According to Brett J. Davis, marketing manager for information-based medicine at IBM, while the system being developed with UPDB will incorporate standards, it will also allow for customization. We work side by side with UPDB researchers to enhance the model, particularly on the front end where people interact with the data. Davis, however, argues there is an urgent need for standards. We see a convergence between what has traditionally been the health care domain and the research domain, he says. To bridge that gap you need an information infrastructure that is based on standards.

LineaGen's Prescott agrees, pointing to the need to automate data search regimes, which are now generally designed by researchers from scratch on a project-by-project basis. He explains that the technical barriers to developing such an IT architecture will often be easier to surmount than cultural and economic barriers for a system that is envisioned as spanning the health care gamut from researcher to patient.

Every project in a university has some kind of project management, Prescott says. It's basically, I run my lab; you run your lab; let the best man win.' This, he says, won't work with Merck or Amgen. While coordinating efforts to execute a contract is something that many university engineering departments have figured out, Prescott says most medical schools have a long way to go.

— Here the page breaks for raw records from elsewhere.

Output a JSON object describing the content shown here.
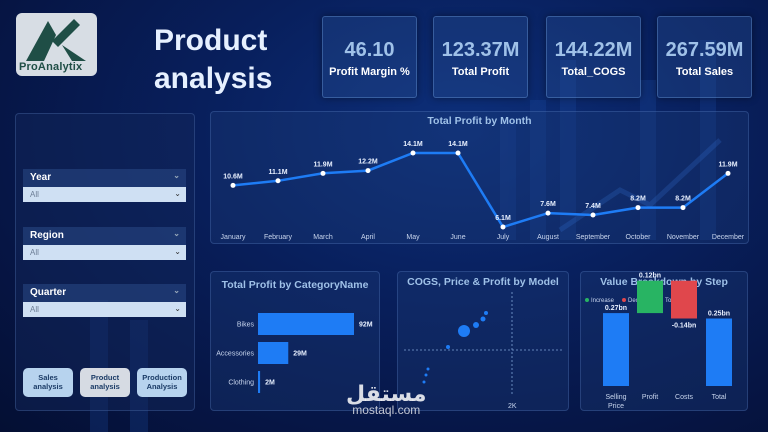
{
  "brand": {
    "name": "ProAnalytix"
  },
  "page": {
    "title_line1": "Product",
    "title_line2": "analysis"
  },
  "kpis": [
    {
      "value": "46.10",
      "label": "Profit Margin %"
    },
    {
      "value": "123.37M",
      "label": "Total Profit"
    },
    {
      "value": "144.22M",
      "label": "Total_COGS"
    },
    {
      "value": "267.59M",
      "label": "Total Sales"
    }
  ],
  "slicers": [
    {
      "label": "Year",
      "value": "All"
    },
    {
      "label": "Region",
      "value": "All"
    },
    {
      "label": "Quarter",
      "value": "All"
    }
  ],
  "nav_buttons": [
    {
      "label": "Sales analysis"
    },
    {
      "label": "Product analysis"
    },
    {
      "label": "Production Analysis"
    }
  ],
  "colors": {
    "accent": "#1e7cf5",
    "increase": "#28b463",
    "decrease": "#e0474c",
    "total": "#1e7cf5"
  },
  "watermark": {
    "arabic": "مستقل",
    "latin": "mostaql.com"
  },
  "chart_data": [
    {
      "type": "line",
      "title": "Total Profit by Month",
      "categories": [
        "January",
        "February",
        "March",
        "April",
        "May",
        "June",
        "July",
        "August",
        "September",
        "October",
        "November",
        "December"
      ],
      "values": [
        10.6,
        11.1,
        11.9,
        12.2,
        14.1,
        14.1,
        6.1,
        7.6,
        7.4,
        8.2,
        8.2,
        11.9
      ],
      "labels": [
        "10.6M",
        "11.1M",
        "11.9M",
        "12.2M",
        "14.1M",
        "14.1M",
        "6.1M",
        "7.6M",
        "7.4M",
        "8.2M",
        "8.2M",
        "11.9M"
      ],
      "unit": "M"
    },
    {
      "type": "bar",
      "orientation": "horizontal",
      "title": "Total Profit by CategoryName",
      "categories": [
        "Bikes",
        "Accessories",
        "Clothing"
      ],
      "values": [
        92,
        29,
        2
      ],
      "labels": [
        "92M",
        "29M",
        "2M"
      ]
    },
    {
      "type": "scatter",
      "title": "COGS, Price & Profit by Model",
      "xtick": "2K"
    },
    {
      "type": "waterfall",
      "title": "Value Breakdown by Step",
      "legend": [
        "Increase",
        "Decrease",
        "Total"
      ],
      "categories": [
        "Selling Price",
        "Profit",
        "Costs",
        "Total"
      ],
      "values": [
        0.27,
        0.12,
        -0.14,
        0.25
      ],
      "kinds": [
        "total",
        "increase",
        "decrease",
        "total"
      ],
      "labels": [
        "0.27bn",
        "0.12bn",
        "-0.14bn",
        "0.25bn"
      ]
    }
  ]
}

Having spent most of his career in academic and institutional research and management positions, Prescott says he is now focused on making a vast research database business-friendly. He notes that the Huntsman Cancer Institute has done a lot of work with corporate partners over the years, exposing him to some of the challenges ahead. And while he is not a GE Six Sigma black-belt-process guy, he claims to be naturally attuned to the niceties of commercial project management: It's just inborn, I think.